[aur-general] Notification of GPL violation
daimh at umich.edu
Tue May 25 14:48:00 UTC 2021
On Tue, 2021-05-25 at 16:11 +0200, Damjan Georgievski wrote:
> > Unfortunately it still uses the original code. Here is my test.
> > $ diff -U0 <(seq 900 1000) <(seq 900 1000 | sed -e "s/999/99999999/"
> > )
> > --- /dev/fd/63 2021-05-25 09:57:37.954088656 -0400
> > +++ /dev/fd/62 2021-05-25 09:57:37.954088656 -0400
> > @@ -100 +100 @@
> > -999
> > +99999999
> > Note the '-999' part.
> so your claim is that that single line added for context is copyright-
> I'm not sure judges would agree on that.
1, patch files include some original source code
2, a patch file could include any lines of source code between one and
a billion. (well, I admit that a billion is a stretch)
3, There is no hard limit of how many lines of code can be considered
as copyright-able in law, AFAIK. GPL's benchmark is 300 lines, but it
also says 'Unless, that is, the code is specially important'. 
4, If you agree that any lines of source code could be copyright-able,
then it boils down to if the patch file is a fair use.
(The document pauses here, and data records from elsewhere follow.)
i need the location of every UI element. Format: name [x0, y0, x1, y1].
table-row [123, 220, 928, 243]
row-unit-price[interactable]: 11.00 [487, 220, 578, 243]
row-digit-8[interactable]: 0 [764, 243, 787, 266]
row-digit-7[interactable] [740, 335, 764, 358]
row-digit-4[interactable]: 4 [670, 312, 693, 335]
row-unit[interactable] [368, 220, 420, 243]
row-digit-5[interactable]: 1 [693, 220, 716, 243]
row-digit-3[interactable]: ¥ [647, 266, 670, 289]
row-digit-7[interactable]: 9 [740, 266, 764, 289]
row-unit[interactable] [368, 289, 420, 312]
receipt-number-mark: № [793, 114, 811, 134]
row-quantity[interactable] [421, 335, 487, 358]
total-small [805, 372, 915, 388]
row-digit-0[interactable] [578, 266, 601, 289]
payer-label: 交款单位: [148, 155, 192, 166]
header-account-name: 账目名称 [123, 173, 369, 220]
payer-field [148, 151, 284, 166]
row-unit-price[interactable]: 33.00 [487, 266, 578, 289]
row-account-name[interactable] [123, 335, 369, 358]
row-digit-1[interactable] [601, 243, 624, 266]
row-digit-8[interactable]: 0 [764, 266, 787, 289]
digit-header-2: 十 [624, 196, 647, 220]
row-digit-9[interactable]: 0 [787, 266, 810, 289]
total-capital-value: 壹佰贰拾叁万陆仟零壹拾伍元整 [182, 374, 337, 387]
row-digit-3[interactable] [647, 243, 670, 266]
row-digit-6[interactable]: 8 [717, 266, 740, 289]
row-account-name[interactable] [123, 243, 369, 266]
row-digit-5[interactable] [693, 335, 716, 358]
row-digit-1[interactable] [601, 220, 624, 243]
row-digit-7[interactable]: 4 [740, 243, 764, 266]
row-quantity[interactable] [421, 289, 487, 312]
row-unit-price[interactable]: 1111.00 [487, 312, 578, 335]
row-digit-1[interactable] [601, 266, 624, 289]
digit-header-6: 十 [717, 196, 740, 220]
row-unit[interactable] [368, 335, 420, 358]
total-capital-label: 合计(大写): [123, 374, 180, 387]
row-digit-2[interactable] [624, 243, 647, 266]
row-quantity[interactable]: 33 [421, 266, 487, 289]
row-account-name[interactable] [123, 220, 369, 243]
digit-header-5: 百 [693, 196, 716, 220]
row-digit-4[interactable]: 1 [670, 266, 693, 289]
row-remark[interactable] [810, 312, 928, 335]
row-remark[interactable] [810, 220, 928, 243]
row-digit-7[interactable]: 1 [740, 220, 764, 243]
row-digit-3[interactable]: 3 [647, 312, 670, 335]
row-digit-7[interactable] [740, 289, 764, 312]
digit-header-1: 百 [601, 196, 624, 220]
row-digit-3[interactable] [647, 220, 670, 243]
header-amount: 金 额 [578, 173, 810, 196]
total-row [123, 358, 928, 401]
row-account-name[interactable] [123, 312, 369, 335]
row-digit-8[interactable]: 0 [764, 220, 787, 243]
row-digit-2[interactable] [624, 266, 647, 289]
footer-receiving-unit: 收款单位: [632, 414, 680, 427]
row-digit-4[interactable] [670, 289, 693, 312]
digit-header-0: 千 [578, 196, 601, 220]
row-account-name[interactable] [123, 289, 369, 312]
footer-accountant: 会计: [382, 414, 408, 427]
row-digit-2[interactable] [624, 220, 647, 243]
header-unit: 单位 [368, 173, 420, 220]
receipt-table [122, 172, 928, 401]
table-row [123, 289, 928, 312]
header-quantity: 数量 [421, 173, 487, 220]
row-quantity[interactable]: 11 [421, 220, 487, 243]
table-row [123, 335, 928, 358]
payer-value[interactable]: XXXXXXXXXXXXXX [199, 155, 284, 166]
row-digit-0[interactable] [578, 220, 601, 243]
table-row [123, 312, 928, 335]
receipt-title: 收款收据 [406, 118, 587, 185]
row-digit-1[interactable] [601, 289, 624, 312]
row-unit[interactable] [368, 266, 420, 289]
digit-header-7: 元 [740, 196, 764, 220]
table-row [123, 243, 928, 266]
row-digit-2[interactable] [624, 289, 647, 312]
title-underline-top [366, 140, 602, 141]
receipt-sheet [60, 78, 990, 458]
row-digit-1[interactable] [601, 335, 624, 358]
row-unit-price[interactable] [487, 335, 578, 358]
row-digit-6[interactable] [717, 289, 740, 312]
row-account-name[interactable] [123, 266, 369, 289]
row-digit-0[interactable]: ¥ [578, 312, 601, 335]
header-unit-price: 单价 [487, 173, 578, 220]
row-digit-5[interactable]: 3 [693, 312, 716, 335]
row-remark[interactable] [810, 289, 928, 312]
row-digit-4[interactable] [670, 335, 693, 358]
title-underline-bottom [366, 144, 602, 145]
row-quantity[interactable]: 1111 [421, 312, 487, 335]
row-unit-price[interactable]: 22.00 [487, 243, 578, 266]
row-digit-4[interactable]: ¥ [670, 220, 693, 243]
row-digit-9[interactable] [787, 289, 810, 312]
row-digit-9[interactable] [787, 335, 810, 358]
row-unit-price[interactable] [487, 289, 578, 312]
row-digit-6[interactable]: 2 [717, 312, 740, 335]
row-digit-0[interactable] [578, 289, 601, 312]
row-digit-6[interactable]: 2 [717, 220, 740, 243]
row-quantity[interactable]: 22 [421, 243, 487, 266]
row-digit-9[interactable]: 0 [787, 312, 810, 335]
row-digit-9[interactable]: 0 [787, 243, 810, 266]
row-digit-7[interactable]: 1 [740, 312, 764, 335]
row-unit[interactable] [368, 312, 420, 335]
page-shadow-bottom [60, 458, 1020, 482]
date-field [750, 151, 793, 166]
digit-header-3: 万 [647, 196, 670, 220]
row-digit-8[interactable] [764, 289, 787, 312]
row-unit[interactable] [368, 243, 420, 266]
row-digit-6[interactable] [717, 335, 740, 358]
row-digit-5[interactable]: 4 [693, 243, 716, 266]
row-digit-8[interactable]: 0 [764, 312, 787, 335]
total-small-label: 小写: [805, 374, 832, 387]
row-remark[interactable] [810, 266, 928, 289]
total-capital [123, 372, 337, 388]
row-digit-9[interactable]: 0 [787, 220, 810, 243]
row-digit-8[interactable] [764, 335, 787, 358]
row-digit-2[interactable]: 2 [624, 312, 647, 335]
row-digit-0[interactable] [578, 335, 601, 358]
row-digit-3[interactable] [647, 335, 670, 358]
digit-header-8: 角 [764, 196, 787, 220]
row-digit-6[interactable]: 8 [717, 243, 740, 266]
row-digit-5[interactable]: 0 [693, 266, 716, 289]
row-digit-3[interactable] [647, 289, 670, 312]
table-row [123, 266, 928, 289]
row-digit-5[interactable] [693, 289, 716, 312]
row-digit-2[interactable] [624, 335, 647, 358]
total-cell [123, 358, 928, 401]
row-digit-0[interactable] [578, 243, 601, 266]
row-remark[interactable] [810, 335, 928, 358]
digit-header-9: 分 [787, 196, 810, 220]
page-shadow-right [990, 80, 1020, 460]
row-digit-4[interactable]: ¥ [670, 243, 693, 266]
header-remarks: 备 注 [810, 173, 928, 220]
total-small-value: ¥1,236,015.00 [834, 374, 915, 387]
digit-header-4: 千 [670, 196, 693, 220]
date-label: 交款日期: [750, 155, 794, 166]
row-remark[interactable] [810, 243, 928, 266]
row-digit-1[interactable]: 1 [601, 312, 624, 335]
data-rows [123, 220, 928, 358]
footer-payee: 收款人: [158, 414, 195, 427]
Everybody can
have his own opinion, while it actually depends on the upstream's
feeling, and the US copyright law has four factors to consider.
Footnote 4, page 51 of .
5, If we think the code in a patch file is categorically no copyright-
able, what if somebody used a patch file you spent a lot of time on and
significantly improved a software, but he didn't credit you?